Background: We reported previously that the combination of gemcitabine and continuous infusion fluorouracil (5-FU) has activity in renal cell carcinoma. Based upon in vitro synergy of gemcitabine/cisplatin and 5-FU/cisplatin, we hypothesized that the addition of cisplatin could improve the objective response rate of gemcitabine and 5-FU with manageable toxicity.
Patients and methods: Twenty-one patients with metastatic renal cell carcinoma (RCC) and a Cancer and Leukemia Group B performance status of 0 to 2 were enrolled. Ten had received prior systemic therapy. Treatment consisted of gemcitabine 600 mg/m2 and cisplatin 20 mg/m2 on days 1, 8 and 15 of each 28-day cycle. Continuous infusion 5-FU was given from day 1 to day 21.

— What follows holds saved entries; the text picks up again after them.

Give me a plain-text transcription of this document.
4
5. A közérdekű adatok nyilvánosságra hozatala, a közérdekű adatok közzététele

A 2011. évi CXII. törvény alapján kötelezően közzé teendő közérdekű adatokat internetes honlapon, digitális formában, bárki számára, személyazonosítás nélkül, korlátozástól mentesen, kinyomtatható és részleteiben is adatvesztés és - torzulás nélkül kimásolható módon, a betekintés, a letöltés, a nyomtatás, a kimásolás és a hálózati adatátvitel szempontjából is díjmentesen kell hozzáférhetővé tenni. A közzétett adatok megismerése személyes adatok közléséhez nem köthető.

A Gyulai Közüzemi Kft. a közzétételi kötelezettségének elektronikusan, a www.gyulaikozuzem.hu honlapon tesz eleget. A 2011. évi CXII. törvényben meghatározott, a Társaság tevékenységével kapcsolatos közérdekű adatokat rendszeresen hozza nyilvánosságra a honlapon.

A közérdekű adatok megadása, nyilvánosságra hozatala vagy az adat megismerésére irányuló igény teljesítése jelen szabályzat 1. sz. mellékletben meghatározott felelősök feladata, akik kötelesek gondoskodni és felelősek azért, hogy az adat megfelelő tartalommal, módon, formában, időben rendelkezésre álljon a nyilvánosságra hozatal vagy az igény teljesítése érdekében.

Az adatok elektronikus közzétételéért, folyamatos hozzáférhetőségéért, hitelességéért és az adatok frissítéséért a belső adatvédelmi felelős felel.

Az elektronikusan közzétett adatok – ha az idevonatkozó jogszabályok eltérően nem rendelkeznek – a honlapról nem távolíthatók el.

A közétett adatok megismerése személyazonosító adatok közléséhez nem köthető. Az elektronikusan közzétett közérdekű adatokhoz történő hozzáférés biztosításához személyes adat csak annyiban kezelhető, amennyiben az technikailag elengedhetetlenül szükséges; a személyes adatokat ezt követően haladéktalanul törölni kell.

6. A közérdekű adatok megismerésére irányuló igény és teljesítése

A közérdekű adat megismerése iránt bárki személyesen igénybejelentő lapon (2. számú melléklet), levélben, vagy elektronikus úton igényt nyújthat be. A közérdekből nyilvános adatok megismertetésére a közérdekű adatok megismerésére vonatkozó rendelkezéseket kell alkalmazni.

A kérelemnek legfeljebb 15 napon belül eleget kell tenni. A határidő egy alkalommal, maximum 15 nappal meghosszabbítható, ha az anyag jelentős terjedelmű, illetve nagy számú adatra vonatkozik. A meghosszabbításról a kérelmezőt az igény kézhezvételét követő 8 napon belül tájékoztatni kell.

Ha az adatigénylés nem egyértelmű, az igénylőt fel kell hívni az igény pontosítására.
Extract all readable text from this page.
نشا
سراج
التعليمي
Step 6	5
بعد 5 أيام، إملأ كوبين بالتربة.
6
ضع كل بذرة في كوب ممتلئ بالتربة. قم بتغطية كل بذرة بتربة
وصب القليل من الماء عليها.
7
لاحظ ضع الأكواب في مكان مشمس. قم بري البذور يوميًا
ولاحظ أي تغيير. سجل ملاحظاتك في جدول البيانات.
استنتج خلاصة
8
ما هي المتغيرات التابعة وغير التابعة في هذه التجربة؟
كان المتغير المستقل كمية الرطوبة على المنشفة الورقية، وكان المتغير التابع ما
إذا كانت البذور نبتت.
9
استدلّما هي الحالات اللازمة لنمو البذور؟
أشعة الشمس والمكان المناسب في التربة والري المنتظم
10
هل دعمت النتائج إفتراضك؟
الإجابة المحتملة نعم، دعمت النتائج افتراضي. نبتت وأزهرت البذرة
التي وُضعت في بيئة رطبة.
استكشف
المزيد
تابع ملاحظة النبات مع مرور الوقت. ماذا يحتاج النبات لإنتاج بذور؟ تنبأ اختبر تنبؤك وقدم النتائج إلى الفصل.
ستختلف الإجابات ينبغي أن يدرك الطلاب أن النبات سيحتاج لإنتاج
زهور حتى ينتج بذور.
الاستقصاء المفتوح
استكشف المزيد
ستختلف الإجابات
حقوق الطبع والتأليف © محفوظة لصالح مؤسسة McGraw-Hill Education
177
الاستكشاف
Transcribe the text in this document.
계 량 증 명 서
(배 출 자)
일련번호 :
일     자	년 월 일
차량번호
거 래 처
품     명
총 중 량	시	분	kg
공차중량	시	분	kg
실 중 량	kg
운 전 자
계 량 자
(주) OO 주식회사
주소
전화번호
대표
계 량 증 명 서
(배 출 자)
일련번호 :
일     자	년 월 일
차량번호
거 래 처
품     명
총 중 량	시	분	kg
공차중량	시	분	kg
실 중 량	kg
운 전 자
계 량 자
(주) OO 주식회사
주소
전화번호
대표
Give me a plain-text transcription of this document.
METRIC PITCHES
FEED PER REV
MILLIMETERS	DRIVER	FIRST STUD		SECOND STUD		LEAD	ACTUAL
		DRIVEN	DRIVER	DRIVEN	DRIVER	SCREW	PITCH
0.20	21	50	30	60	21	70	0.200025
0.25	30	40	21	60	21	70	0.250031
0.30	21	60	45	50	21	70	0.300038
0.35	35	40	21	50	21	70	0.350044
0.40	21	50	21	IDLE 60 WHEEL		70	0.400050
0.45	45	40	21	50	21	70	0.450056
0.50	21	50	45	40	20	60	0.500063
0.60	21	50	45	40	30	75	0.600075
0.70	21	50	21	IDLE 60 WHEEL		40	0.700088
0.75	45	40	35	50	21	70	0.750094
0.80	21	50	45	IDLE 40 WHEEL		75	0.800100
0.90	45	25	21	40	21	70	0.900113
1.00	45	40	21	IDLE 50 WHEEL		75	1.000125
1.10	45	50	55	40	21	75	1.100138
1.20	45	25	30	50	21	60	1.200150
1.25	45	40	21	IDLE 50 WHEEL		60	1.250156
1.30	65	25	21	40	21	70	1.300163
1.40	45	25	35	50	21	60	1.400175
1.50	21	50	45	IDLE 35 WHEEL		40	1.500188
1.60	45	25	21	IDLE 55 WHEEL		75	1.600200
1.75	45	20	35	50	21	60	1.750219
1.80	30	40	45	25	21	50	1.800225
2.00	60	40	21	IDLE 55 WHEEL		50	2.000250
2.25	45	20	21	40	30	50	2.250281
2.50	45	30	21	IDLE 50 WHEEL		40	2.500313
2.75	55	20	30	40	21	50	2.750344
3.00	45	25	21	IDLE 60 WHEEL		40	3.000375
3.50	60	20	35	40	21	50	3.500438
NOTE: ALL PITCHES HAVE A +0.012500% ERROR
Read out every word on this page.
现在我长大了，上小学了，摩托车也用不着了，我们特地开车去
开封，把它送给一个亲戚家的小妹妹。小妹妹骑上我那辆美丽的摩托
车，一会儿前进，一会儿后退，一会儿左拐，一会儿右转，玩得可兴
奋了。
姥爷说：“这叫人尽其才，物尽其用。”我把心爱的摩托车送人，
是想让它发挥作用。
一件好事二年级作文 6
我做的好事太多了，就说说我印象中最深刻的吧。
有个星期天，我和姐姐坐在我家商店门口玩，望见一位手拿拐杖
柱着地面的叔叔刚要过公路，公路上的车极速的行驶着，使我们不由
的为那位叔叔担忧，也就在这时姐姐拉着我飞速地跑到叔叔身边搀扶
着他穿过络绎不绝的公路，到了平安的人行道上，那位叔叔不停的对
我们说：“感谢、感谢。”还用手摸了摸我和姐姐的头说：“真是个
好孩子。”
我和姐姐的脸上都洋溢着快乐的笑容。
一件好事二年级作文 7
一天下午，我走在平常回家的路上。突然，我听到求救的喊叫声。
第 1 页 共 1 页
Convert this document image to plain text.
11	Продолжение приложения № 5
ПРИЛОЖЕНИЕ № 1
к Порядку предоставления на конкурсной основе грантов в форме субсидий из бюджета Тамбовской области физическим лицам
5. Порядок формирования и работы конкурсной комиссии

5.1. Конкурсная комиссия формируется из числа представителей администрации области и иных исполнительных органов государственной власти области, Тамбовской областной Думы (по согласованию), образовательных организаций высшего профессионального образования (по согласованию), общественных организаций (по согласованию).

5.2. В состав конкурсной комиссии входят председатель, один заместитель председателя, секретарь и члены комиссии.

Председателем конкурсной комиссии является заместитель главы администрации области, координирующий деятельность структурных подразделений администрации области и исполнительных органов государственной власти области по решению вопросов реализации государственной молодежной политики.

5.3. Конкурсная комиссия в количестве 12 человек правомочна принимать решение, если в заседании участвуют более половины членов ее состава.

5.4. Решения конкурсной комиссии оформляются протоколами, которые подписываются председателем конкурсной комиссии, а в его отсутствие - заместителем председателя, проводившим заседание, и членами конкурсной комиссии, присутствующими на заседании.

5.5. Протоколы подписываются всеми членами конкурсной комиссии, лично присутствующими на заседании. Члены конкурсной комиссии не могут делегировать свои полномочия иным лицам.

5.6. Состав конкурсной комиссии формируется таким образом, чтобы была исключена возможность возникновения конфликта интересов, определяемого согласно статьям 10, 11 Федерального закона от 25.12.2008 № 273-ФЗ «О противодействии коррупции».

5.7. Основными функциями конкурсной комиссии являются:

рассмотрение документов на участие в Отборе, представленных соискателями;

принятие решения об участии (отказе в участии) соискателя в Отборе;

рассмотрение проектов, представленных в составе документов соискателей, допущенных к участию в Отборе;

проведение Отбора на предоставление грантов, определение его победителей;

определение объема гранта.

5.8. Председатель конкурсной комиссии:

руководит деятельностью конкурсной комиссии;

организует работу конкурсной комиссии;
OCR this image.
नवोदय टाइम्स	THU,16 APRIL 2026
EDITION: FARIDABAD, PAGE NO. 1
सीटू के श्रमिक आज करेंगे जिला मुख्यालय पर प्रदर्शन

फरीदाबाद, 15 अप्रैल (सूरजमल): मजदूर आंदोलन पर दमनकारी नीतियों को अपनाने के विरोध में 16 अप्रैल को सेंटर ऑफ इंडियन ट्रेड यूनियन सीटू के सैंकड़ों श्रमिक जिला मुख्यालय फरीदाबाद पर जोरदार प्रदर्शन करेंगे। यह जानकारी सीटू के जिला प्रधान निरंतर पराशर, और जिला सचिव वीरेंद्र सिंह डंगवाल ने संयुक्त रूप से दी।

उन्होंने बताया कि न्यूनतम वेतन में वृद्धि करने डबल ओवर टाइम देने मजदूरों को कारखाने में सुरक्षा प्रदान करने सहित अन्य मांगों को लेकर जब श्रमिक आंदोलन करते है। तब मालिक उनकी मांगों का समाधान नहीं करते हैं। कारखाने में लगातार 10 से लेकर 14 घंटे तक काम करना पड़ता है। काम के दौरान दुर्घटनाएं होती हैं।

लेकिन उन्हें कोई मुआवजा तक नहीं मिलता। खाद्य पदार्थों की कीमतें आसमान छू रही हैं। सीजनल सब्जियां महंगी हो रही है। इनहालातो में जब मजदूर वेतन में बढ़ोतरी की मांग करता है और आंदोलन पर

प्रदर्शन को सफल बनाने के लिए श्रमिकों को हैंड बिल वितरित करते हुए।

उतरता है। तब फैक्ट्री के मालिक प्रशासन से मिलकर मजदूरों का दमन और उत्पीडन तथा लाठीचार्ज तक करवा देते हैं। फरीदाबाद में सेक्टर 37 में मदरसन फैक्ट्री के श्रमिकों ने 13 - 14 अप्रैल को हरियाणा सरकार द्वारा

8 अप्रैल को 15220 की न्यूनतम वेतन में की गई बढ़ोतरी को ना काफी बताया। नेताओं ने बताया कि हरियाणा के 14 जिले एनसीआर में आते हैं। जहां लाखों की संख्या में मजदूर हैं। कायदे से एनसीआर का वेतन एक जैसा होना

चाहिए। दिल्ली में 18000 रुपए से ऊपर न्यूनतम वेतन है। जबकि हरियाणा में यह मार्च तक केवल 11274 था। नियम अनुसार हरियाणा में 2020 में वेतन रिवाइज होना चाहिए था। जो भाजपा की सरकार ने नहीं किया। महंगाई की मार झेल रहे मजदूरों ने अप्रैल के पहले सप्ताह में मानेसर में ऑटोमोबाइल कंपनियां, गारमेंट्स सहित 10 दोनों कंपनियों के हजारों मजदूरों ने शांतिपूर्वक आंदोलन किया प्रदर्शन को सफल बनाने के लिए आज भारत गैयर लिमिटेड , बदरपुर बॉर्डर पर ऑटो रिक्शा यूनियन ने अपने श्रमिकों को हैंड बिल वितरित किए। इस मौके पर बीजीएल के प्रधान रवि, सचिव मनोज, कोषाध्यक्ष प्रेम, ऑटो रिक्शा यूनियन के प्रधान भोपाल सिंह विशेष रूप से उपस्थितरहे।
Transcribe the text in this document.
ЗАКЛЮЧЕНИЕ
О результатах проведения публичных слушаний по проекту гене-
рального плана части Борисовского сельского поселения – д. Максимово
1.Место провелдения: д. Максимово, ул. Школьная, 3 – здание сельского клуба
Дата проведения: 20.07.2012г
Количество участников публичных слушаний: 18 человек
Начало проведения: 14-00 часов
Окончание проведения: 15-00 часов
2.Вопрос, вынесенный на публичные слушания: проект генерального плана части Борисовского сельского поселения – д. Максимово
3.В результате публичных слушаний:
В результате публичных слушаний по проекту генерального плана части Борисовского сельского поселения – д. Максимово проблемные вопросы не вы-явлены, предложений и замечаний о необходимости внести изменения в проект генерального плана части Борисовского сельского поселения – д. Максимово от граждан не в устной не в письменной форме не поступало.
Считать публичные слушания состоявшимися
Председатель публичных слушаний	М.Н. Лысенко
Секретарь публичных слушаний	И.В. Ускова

Results: No complete responses and one partial response were observed for an objective response rate of 5% (95% confidence interval 0% to 24%). Two minor responses (25% to 50% regression) were also observed. The median overall survival was 10 months with 35% of patients surviving at 1 year. Grade 3-4 myelosuppression (mostly thrombocytopenia) occurred in nine (43%) patients. Nausea/vomiting and neuropathy were dose-limiting in an additional five patients. Only 51% of treatment cycles were delivered on time and without dose reduction.
Conclusions: The addition of cisplatin to gemcitabine and 5-FU did not improve the objective response rate of gemcitabine and 5-FU alone and added to the toxicity. Due to the cumulative toxicity, further trials with this cisplatin-containing regimen in RCC are not indicated.